Recent reports from depositories like National Security Depository Limited (NSDL) and Central Depository Services Limited (CDSL) state that there has been a monthly influx of around one million new investors in the stock market over the last year. With a high number of investors looking for opportunities in the stock market to buy stocks every month, it becomes imperative for you as an investor to be a step ahead and take profitable decisions.
One skill that could help you is to learn fundamental analysis of stocks. Fundamental analysis of Indian stocks could make you more aware of the companies in which you plan to invest. You may also find new companies to invest in, ones that are performing well.
What is a fundamental analysis of the stock market?
Fundamental analysis of stocks is an analysis carried out by an investor on the performance of a company. How the company is performing financially, how is its business environment – all these factors form a critical component of stock fundamental analysis. Such an analysis helps in assessing the operational efficiency of a company, its potential for growth, and earning profits.
Valuation of stocks
Arriving at the fair price of stocks is at the crux of fundamental analysis. Some of the techniques used for valuation of stocks are listed below:
Present value models – In this model, future profits of the company are discounted at a specific rate to arrive at the present value of money.
Multiplier models – Here, the market price of the competitors is considered, after which the same is extrapolated onto the concerned company to arrive at its valuation.
Asset-based valuation – In this case, the market value of a company’s liabilities is subtracted from its assets to arrive at a valuation.
Types of fundamental analysis
Fundamental analysis of stocks may be categorised into quantitative and qualitative. Quantitative analysis is pure number crunching. Qualitative analysis pertains to elements that may not be readily visible but are critical for understanding the inherent health of an organisation.
Determinants of quantitative fundamental analysis of stocks as under:
Cash flow statement
This shows the cash position of a company. The cash flow can be categorised into three types.
- Daily cash inflow and outflow, which is incurred while running the business operations.
- There may be cash flow due to investment in new resources, the sale of equipment, or any other assets. Ideally, companies need to generate positive cash inflow from operations and conduct their investment activities from them.
- Cash paid or received on account of issuance of securities or borrowing.
Profit and loss account
This shows the revenue versus expenses and the profit earned by the company for a specific period. The profit and loss account shows the position of the company in its core business.
The company’s income, assets, liabilities, debt, equity participation of promoters for a particular period are all revealed from balance sheets. As an investor, you need to ascertain that revenues generated from assets outweigh the liabilities.
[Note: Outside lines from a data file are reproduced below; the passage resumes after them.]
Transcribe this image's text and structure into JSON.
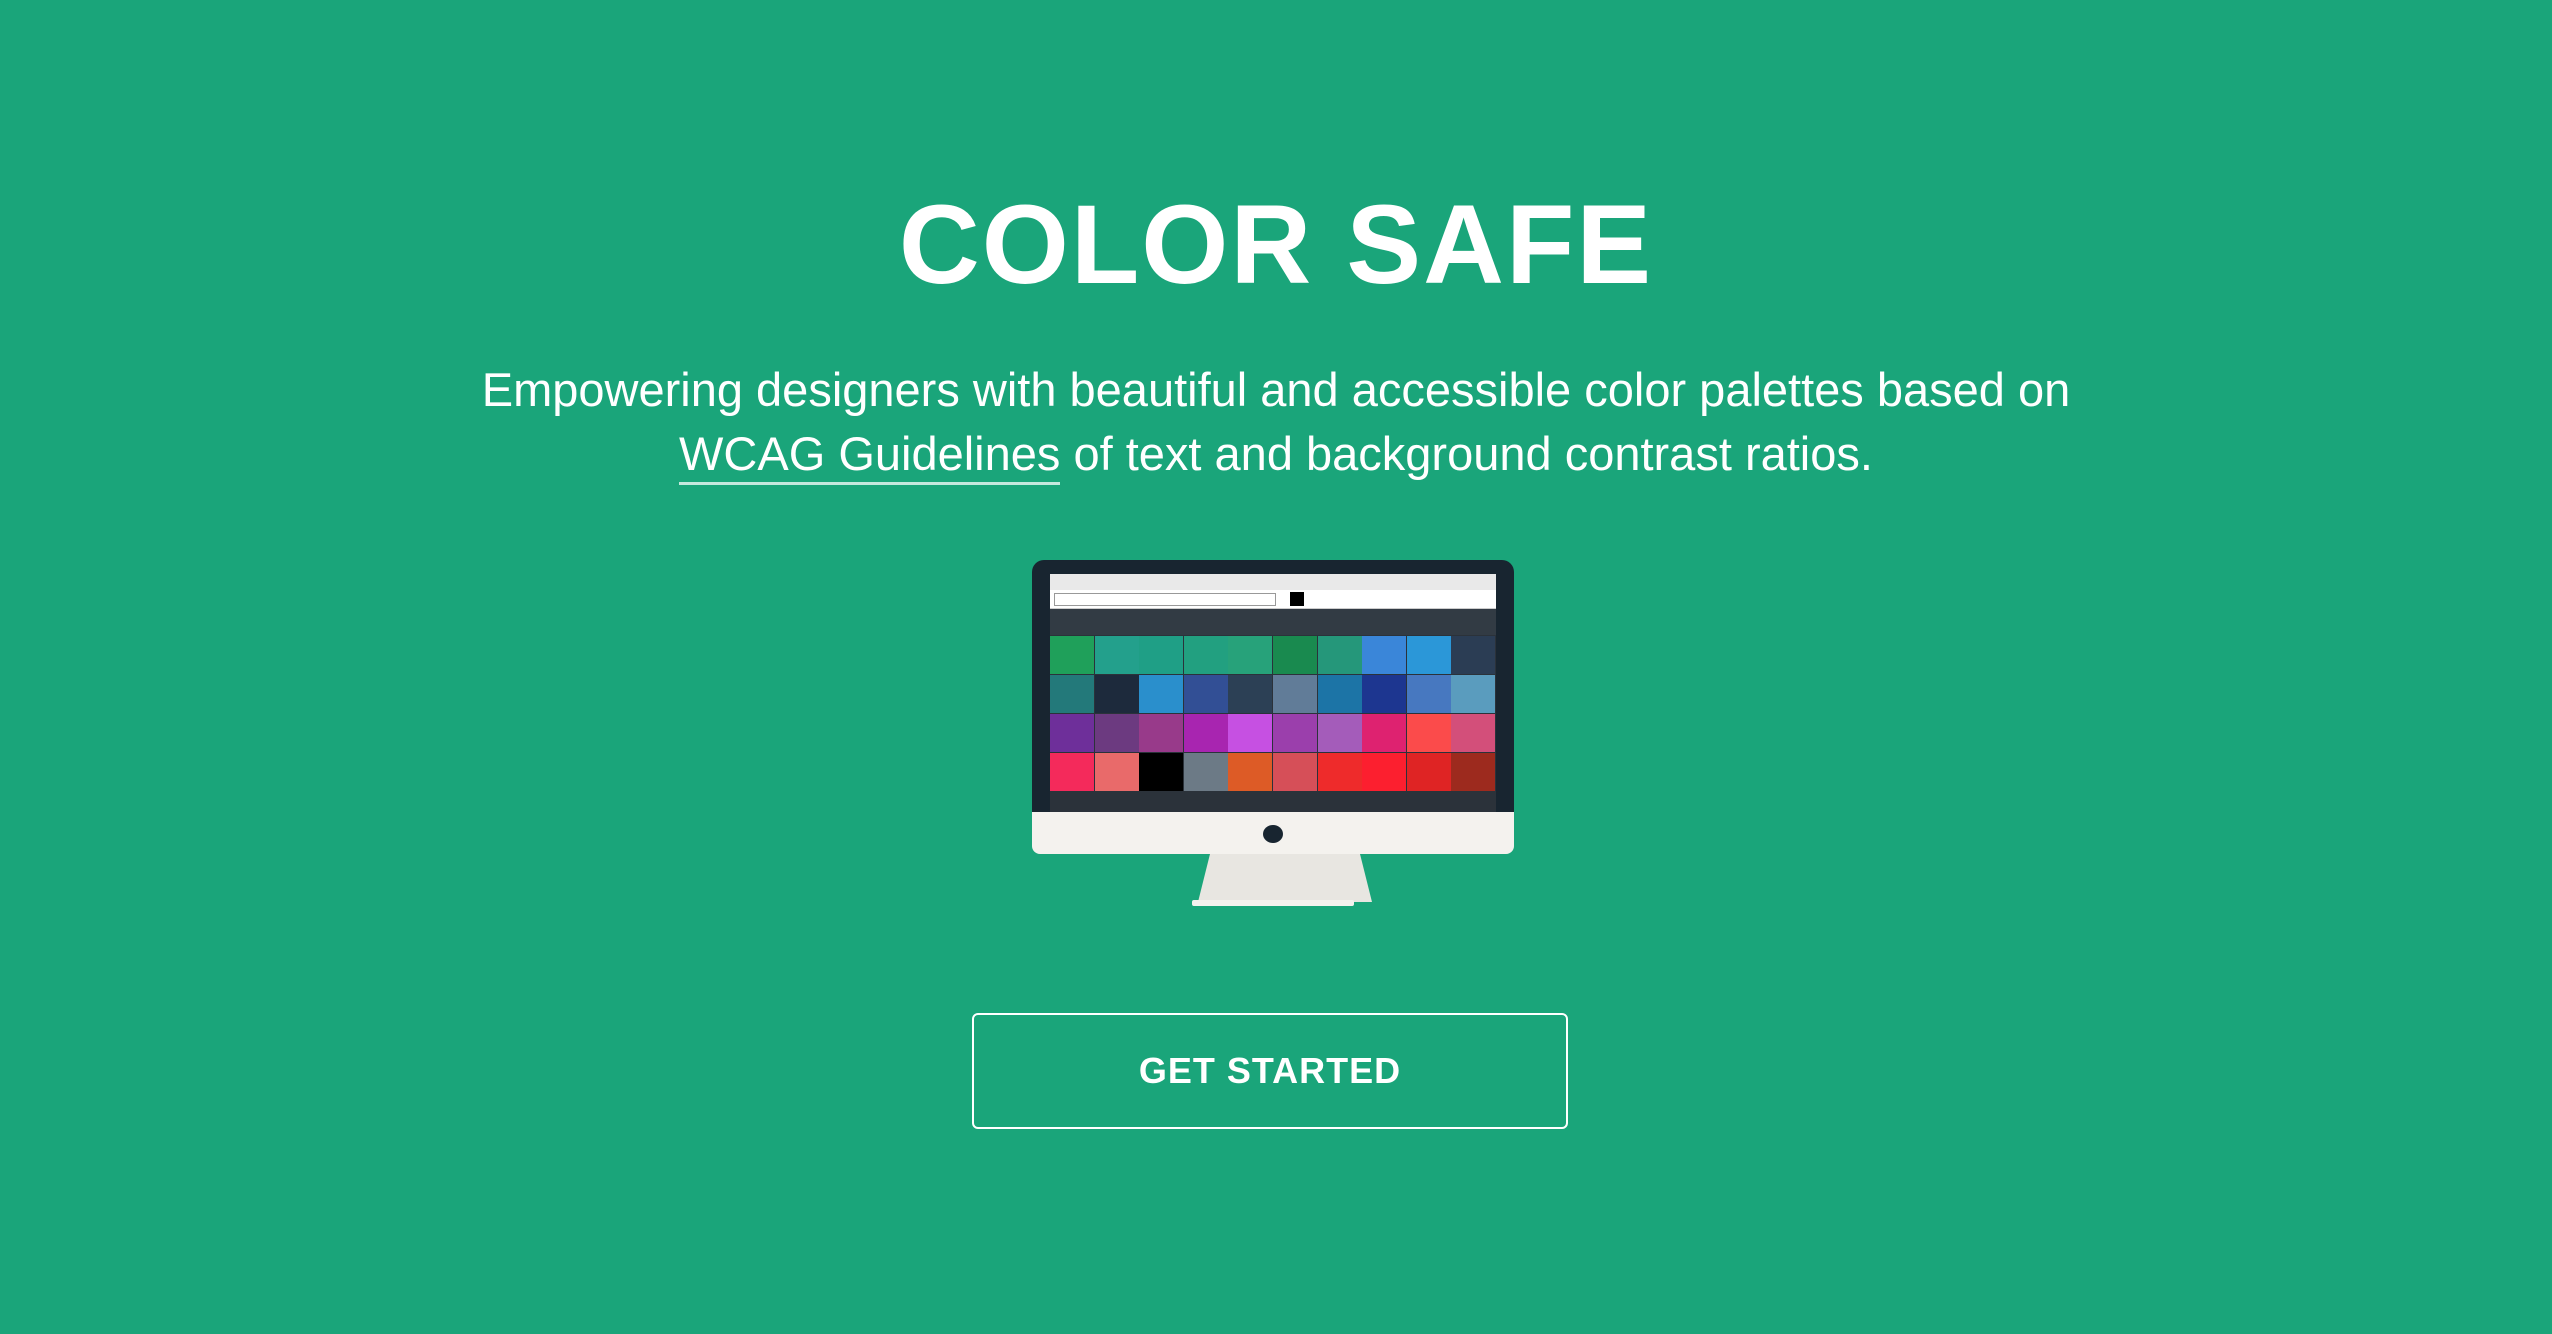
{
  "hero": {
    "title": "COLOR SAFE",
    "tagline_prefix": "Empowering designers with beautiful and accessible color palettes based on",
    "tagline_link": "WCAG Guidelines",
    "tagline_suffix": "of text and background contrast ratios."
  },
  "cta": {
    "label": "GET STARTED"
  },
  "colors": {
    "background": "#1aa57a",
    "text": "#ffffff",
    "monitor_bezel": "#182530",
    "monitor_chin": "#f4f2ee"
  },
  "illustration": {
    "palette_rows": [
      [
        "#1fa05a",
        "#23a08c",
        "#1f9f86",
        "#22a080",
        "#27a27a",
        "#198a4f",
        "#25977a",
        "#3a86d9",
        "#2b97d8",
        "#2b3d54"
      ],
      [
        "#23797a",
        "#1d2a3c",
        "#2a8fcc",
        "#324f95",
        "#2c4055",
        "#617c98",
        "#1c74a6",
        "#1d3690",
        "#4778c0",
        "#5a9cbe"
      ],
      [
        "#6e2f9a",
        "#6c3a80",
        "#983a8a",
        "#a825b0",
        "#c650e2",
        "#9b3fac",
        "#a45cba",
        "#de2270",
        "#fb4b4b",
        "#d34f7a"
      ],
      [
        "#f42a5b",
        "#e96a6a",
        "#000000",
        "#6c7a86",
        "#dd5b26",
        "#d64f58",
        "#ee2b2b",
        "#fc1f2f",
        "#df2424",
        "#9d2a1e"
      ]
    ]
  }
}
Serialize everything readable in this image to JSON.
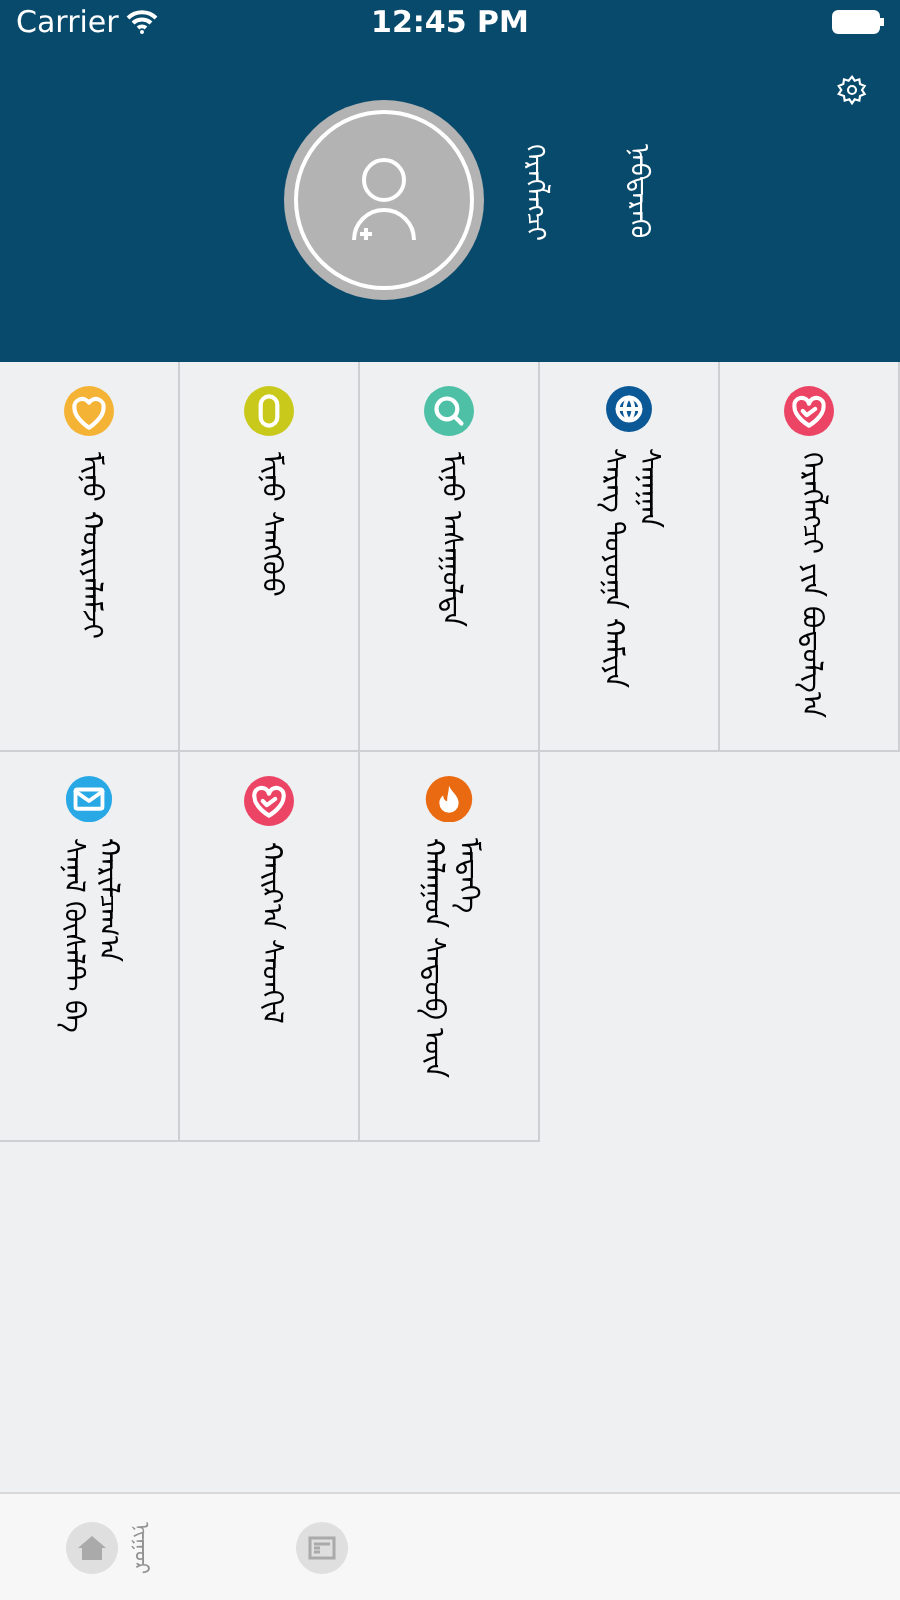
{
  "status_bar": {
    "carrier": "Carrier",
    "time": "12:45 PM"
  },
  "profile": {
    "name": "ᠬᠡᠷᠡᠭᠯᠡᠭᠴᠢ",
    "action": "ᠨᠡᠪᠲᠡᠷᠡᠬᠦ"
  },
  "menu": [
    {
      "label": "ᠮᠢᠨᠦ ᠬᠤᠷᠢᠶᠠᠯᠠᠮᠵᠢ",
      "color": "#f5b335"
    },
    {
      "label": "ᠮᠢᠨᠦ ᠰᠠᠩᠬᠦᠦ",
      "color": "#c9c91c"
    },
    {
      "label": "ᠮᠢᠨᠦ ᠠᠰᠠᠭᠤᠯᠲᠠ",
      "color": "#4dc0a6"
    },
    {
      "label": "ᠰᠡᠷᠡᠭ ᠲᠤᠶᠤᠭᠠ ᠬᠠᠮᠢᠶᠠ ᠰᠠᠨᠠᠭᠠᠨ",
      "color": "#0b5896"
    },
    {
      "label": "ᠬᠡᠷᠡᠭᠯᠡᠭᠴᠢ ᠶᠢᠨ ᠪᠣᠳᠣᠯᠭ᠎ᠠ",
      "color": "#ec4465"
    },
    {
      "label": "ᠰᠠᠨᠠᠯ ᠬᠦᠰᠡᠯᠲ ᠪᠠ ᠬᠠᠷᠢᠯᠴᠠᠭ᠎ᠠ",
      "color": "#29a8e6"
    },
    {
      "label": "ᠬᠠᠢᠷ᠎ᠠ ᠰᠡᠳᠬᠢᠯ",
      "color": "#ec4465"
    },
    {
      "label": "ᠬᠠᠯᠠᠭᠤᠨ ᠰᠡᠳᠦᠪ ᠦᠨ ᠮᠡᠳᠡᠭᠡ",
      "color": "#ea6a12"
    }
  ],
  "tab_bar": [
    {
      "label": "ᠨᠢᠭᠤᠷ",
      "selected": false
    },
    {
      "selected": false
    }
  ]
}
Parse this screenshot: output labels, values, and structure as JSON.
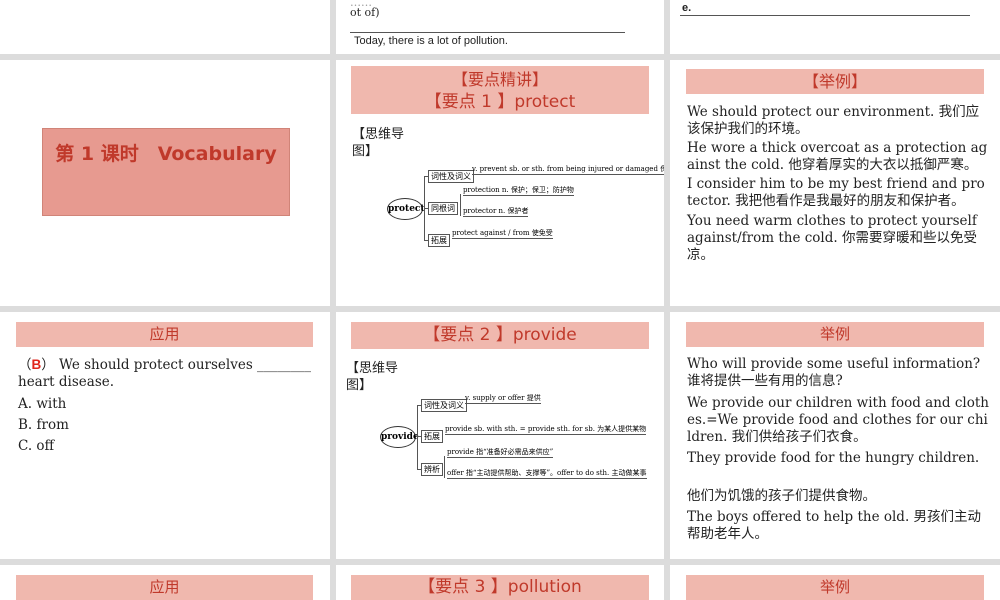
{
  "top": {
    "mid_partial": "ot of)",
    "mid_partial_prefix": "……",
    "mid_answer": "Today, there is a lot of pollution.",
    "right_partial": "e."
  },
  "slide1": {
    "title": "第 1 课时　Vocabulary"
  },
  "slide2": {
    "header1": "【要点精讲】",
    "header2": "【要点 1 】protect",
    "mindmap_label": "【思维导图】",
    "center": "protect",
    "branches": [
      {
        "tag": "词性及词义",
        "text": "v. prevent sb. or sth. from being injured or damaged 保护"
      },
      {
        "tag": "同根词",
        "text": "protection n. 保护；保卫；防护物"
      },
      {
        "tag": "",
        "text": "protector n. 保护者"
      },
      {
        "tag": "拓展",
        "text": "protect against / from 使免受"
      }
    ]
  },
  "slide3": {
    "header": "【举例】",
    "examples": [
      "We should protect our environment. 我们应该保护我们的环境。",
      "He wore a thick overcoat as a protection against the cold. 他穿着厚实的大衣以抵御严寒。",
      "I consider him to be my best friend and protector. 我把他看作是我最好的朋友和保护者。",
      "You need warm clothes to protect yourself against/from the cold. 你需要穿暖和些以免受凉。"
    ]
  },
  "slide4": {
    "header": "应用",
    "answer": "B",
    "question": "We should protect ourselves ________ heart disease.",
    "options": [
      "A. with",
      "B. from",
      "C. off"
    ]
  },
  "slide5": {
    "header": "【要点 2 】provide",
    "mindmap_label": "【思维导图】",
    "center": "provide",
    "branches": [
      {
        "tag": "词性及词义",
        "text": "v. supply or offer 提供"
      },
      {
        "tag": "拓展",
        "text": "provide sb. with sth. = provide sth. for sb. 为某人提供某物"
      },
      {
        "tag": "辨析",
        "text": "provide 指“准备好必需品来供应”"
      },
      {
        "tag": "",
        "text": "offer 指“主动提供帮助、支撑等”。offer to do sth. 主动做某事"
      }
    ]
  },
  "slide6": {
    "header": "举例",
    "examples": [
      "Who will provide some useful information? 谁将提供一些有用的信息?",
      "We provide our children with food and clothes.=We provide food and clothes for our children. 我们供给孩子们衣食。",
      "They provide food for the hungry children.",
      "他们为饥饿的孩子们提供食物。",
      "The boys offered to help the old. 男孩们主动帮助老年人。"
    ]
  },
  "bottom": {
    "left_header": "应用",
    "mid_header": "【要点 3 】pollution",
    "right_header": "举例"
  },
  "colors": {
    "band": "#f0b8ae",
    "title_bg": "#e79a90",
    "accent_red": "#e0261c"
  }
}
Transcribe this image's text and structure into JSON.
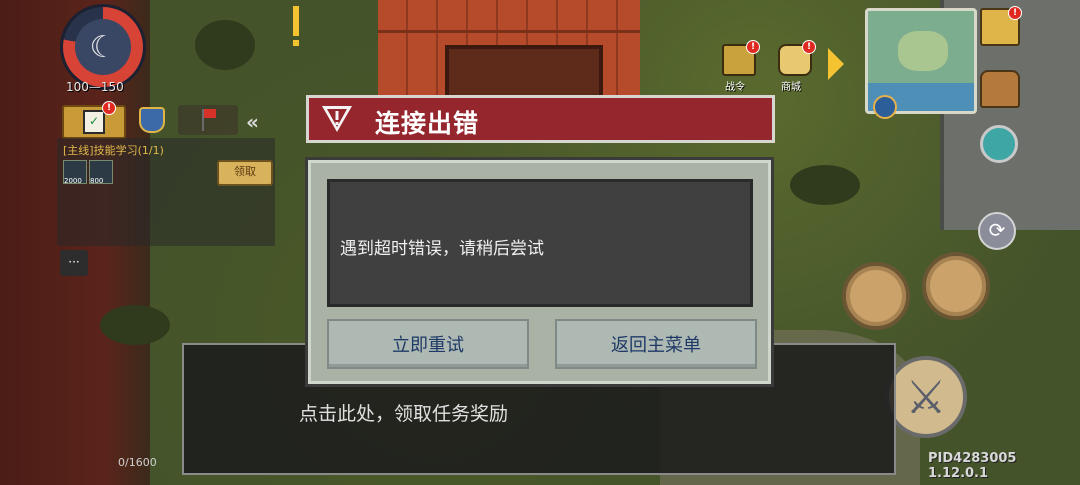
{
  "hud": {
    "hp_current": "100",
    "hp_max": "150",
    "quest_panel": {
      "title": "[主线]技能学习(1/1)",
      "rewards": [
        {
          "amount": "2000"
        },
        {
          "amount": "800"
        }
      ],
      "claim_label": "领取"
    },
    "collapse_label": "«",
    "chat_label": "···",
    "shops": [
      {
        "label": "战令"
      },
      {
        "label": "商城"
      }
    ],
    "xp_text": "0/1600",
    "version_text": "PID4283005 1.12.0.1"
  },
  "dialog": {
    "title": "连接出错",
    "message": "遇到超时错误，请稍后尝试",
    "retry_label": "立即重试",
    "menu_label": "返回主菜单"
  },
  "task_hint": "点击此处，领取任务奖励",
  "colors": {
    "dialog_header": "#96262d",
    "dialog_body": "#a9b2a4",
    "button_text": "#1f3a66"
  }
}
Elements of qualitative fundamental analysis
The performance of the company depends on how leaders who form the core management group go about conducting their business.
Corporate laws and bylaws govern the different policies to be adopted by the company, adherence to the same is a positive quality.
Model of business
This pertains to what business the company is in and how it conducts the business. If the business flow ensures inward cash flow, it may be a profit-making proposition.
Staying ahead of the competition through brand equity, cost-effective manpower resources are positive signs in a company’s performance.
Learning how to carry out fundamental analysis of stocks in India could help you to make informed investment decisions on which stock to buy based on your short term and long term financial goals. If carrying out such an analysis seems difficult, it is prudent to reach out to a financial advisor that could help you by curating bespoke investment plans based on your risk appetite and financial goals.